An anonymous gay man named "David" was also interviewed at length, in which he doubted Singaporeans' general level of acceptance of homosexuals.

The programme was thought to have been produced to give an opportunity for the gay community to vent its concerns after an official clampdown on gay parties like Nation.04 and Snowball in 2004, presumably as part of a conservative backlash against the rampant spread of HIV infection within the community.

In spite of NUS sociologist Associate Professor Paulin Tay Straughan's assertion in the documentary that homosexuals in Singapore enjoyed almost everything their straight counterparts were entitled to, gay community leaders like Alex Au begged to differ.

- Watch a compressed video of the original broadcast:
- Read Yawning Bread's analysis of the documentary:

===Regardless Of Sexuality===

Produced by CNA, Regardless of Sexuality premiered on national TV on 26 April 2023 at 11pm. It was the first LGBT documentary to air on national television in almost 20 years.

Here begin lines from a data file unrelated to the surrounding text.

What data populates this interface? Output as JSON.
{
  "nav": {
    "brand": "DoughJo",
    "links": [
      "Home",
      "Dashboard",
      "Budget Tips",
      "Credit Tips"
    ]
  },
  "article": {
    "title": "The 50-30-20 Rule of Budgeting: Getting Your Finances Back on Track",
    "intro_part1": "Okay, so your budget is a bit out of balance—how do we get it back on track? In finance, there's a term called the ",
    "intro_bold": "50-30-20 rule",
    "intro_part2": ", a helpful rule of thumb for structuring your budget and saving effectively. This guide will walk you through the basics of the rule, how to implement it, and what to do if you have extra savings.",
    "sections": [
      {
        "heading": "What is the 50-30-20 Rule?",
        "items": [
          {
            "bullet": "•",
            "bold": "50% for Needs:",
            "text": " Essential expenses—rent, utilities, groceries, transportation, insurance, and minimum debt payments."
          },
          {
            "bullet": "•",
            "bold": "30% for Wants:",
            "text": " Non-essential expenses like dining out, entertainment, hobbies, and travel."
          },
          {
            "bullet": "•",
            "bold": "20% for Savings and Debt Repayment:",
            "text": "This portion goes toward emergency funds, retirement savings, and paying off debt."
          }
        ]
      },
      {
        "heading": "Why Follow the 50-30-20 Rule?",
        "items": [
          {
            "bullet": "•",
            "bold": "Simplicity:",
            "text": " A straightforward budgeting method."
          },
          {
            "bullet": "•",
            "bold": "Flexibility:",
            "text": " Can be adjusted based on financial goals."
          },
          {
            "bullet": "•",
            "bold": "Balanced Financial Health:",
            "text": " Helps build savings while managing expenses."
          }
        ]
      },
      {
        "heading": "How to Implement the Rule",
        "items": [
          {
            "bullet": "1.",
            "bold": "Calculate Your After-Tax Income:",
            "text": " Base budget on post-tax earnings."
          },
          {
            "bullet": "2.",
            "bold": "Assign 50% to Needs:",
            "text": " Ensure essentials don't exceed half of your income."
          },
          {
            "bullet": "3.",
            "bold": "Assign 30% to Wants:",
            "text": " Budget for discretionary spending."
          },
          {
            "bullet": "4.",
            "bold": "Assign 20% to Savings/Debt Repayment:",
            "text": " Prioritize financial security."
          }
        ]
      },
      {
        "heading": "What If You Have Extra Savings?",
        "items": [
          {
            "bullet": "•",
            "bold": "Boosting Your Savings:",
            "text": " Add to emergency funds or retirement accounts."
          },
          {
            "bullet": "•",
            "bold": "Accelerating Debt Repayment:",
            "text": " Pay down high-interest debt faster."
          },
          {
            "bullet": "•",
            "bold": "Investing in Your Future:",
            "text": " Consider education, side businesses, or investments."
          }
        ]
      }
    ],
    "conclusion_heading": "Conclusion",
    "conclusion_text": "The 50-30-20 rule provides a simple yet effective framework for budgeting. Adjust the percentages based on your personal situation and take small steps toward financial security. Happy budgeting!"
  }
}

Hosted by Senior Minister Of State Janil Puthucheary, the documentary gathered LGBT individuals, along with their parents and religious leaders, to share their views on sexuality in Singapore. Notable features in the documentary include gay filmmaker Sean Foo and The Mufti of Singapore, Dr Nazirudin Mohd Nasir.

At the 2023 Asian Academy Creative Awards, Regardless of Sexuality won the national award for ‘'Best Documentary Programme (one-off)'’.